Keine Aufsichtspflicht der Eltern für ihre Kinder im Internet

Das Urheberrecht ändert sich ständig, es ist kompliziert und unübersichtlich. Von Eltern lässt sich daher eine Einweisung ihrer Kinder mit Blick auf die „Gefahren im Internet“ und eine ständige Überwachung zur Vermeidung von Rechtsverletzungen nicht verlangen. So OLG München, das nun ein anders lautendes Urteil des LG München korrigierte.

Mitte 2008 hatte die Vorinstanz entschieden, dass Eltern neben ihren Kindern haftbar gemacht werden könnten, wenn diese über den bereitgestellten elterlichen Internetzugang Urheberrechtsverstöße begingen. Minderjährige bedürften stets der Aufsicht, erforderlich seien eine einweisende Belehrung und eine laufende Überwachung der Internetnutzung des Kindes, so LG München im Urteil vom 19. Juni 2008. Die 16-jährige Tochter hatte Videos auf Internetportalen www.myvideo.de und www.video.web.de eingestellt, die aus urheberrechtlich geschützten Fotografien hergestellt waren. Das Urteil des Landgerichts sorgte aufgrund der strengen Anforderungen an die Eltern bundesweit für Aufsehen, weitere Einzelheiten im Artikel Eltern haften für ihre Kinder, auch im Internet?

Elterliche Aufsichtspflichten

Eltern sind grundsätzlich zum Ersatz des Schadens verpflichtet, den der Minderjährige einem Dritten widerrechtlich zufügt. Diese Ersatzpflicht gilt jedoch nicht, wenn die Eltern nachweisen, dass sie ihre Aufsichtspflicht erfüllt haben oder dass der Schaden auch bei ordnungsgemäßer Erfüllung eingetreten wäre (sog. Exkulpation).

Wie weit muss ein Kind oder ein Jugendlicher aber beaufsichtigt werden? Der Umfang der Aufsichtspflichten ergibt sich aus der konkreten Situation. Der Aufsichtspflichtige erfüllt seine Pflichten nur dann, wenn er alles Erforderliche getan hat im Hinblick auf kindesbezogene Umstände (wie Alter, Entwicklungsstand, Erfahrungen, Eigenart und Charakter) und die zur Rechtsgutsverletzung führende konkrete Situation. Wie intensiv eine Aufsicht zu erfolgen hat, hat der Aufsichtsführende selbst zu erkennen. Er muss sich daher grundsätzlich auch darum kümmern, womit sich die Kinder in der Freizeit beschäftigen und sie insoweit gelegentlich beobachten.

Keine einweisende Belehrung und laufende Überwachung

Geht die Aufsichtpflicht aber auch so weit, dass über „urheberrechtliche Gefahren“ im Internet zu belehren ist?
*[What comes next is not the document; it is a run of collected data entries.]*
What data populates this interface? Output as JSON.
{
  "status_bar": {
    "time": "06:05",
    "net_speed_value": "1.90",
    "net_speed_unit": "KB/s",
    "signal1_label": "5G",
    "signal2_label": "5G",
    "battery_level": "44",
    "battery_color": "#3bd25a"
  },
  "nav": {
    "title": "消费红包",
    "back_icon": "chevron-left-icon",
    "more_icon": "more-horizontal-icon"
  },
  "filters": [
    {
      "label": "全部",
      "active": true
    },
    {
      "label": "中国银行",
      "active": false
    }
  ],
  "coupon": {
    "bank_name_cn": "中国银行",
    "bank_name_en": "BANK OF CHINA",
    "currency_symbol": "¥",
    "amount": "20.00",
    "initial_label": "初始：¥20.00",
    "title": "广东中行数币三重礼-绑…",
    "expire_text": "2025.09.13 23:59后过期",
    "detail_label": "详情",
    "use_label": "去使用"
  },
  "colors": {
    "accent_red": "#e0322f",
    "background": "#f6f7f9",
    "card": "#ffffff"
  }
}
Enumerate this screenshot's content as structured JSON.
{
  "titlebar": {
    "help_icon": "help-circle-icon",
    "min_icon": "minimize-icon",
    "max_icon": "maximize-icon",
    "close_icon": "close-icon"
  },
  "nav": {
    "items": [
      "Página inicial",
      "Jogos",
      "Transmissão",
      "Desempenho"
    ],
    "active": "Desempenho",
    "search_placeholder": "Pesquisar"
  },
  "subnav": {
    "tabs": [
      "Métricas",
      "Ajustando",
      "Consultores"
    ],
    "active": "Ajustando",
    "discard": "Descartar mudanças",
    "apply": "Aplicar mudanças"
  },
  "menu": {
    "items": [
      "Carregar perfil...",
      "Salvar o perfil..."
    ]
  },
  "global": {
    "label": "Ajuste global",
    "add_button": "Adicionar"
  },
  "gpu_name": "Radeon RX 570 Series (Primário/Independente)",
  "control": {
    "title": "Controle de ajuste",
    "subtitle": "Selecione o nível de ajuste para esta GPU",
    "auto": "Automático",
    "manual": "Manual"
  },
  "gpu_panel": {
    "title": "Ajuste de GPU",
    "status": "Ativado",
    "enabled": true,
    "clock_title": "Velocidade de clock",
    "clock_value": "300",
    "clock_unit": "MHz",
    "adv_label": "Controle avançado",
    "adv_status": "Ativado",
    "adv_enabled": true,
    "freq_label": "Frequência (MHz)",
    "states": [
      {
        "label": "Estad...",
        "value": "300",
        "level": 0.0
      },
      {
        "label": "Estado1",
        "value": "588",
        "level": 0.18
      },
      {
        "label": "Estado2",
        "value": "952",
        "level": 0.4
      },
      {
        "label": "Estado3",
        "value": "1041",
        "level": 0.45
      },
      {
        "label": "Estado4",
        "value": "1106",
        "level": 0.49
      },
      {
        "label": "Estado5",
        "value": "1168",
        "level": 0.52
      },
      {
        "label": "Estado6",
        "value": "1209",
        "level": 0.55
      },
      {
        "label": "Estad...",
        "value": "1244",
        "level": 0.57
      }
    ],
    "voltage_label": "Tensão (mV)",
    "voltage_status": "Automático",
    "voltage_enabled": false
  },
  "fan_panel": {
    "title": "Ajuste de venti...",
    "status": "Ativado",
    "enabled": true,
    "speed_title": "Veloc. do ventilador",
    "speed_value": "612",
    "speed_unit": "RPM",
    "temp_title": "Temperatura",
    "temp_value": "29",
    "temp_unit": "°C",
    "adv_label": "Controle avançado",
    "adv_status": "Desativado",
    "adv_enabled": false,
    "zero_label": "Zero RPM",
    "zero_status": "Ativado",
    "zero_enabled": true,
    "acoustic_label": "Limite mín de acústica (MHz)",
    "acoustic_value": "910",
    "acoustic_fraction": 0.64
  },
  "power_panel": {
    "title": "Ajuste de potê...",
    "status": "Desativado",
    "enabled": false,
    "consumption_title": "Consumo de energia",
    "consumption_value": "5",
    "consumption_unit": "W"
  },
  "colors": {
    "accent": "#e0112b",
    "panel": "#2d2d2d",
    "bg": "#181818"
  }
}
Nein, so das OLG München und damit anders als die Richter des Landgerichts. Das Urheberrecht sei infolge ständig wechselnder Änderungen des Urheberrechts derart kompliziert und unübersichtlich, dass von einem nicht auf Urheberrechtsfragen spezialisierten Mitbürger nicht erwartet werden könne, diese auch nur halbwegs richtig beantworten zu können. Auch eine ständige Überwachung des Minderjährigen sei nicht zu verlangen.

Mit dieser Begründung wies das OLG München die Klage der Urheberin der Fotografien ab. Das Urteil gegen die 16-Jährige selbst bestätigte das Gericht allerdings. Nun erhält das LG München den Fall zurück und hat den Schadenersatz zu bemessen, den die Minderjährige zu zahlen hat. In der Verhandlung vor dem OLG bot sie € 1.000,00 an, die Urheberin wollte aber € 1.500,00.

Fazit

Das Urteil gilt für den Bezirk des OLG München – andere OLGs mögen daher anders entscheiden. So hält das OLG Frankfurt eine einweisende Belehrung für erforderlich, vgl. auch dazu den Artikel Eltern haften für ihre Kinder, auch im Internet? Allein schon, um die eigenen Kinder vor solch hohen finanziellen Belastungen freizuhalten, sind Einweisung und ggf. auch ein (gemeinsamer) IT-Kurs mit den entsprechenden Lerninhalten zu empfehlen.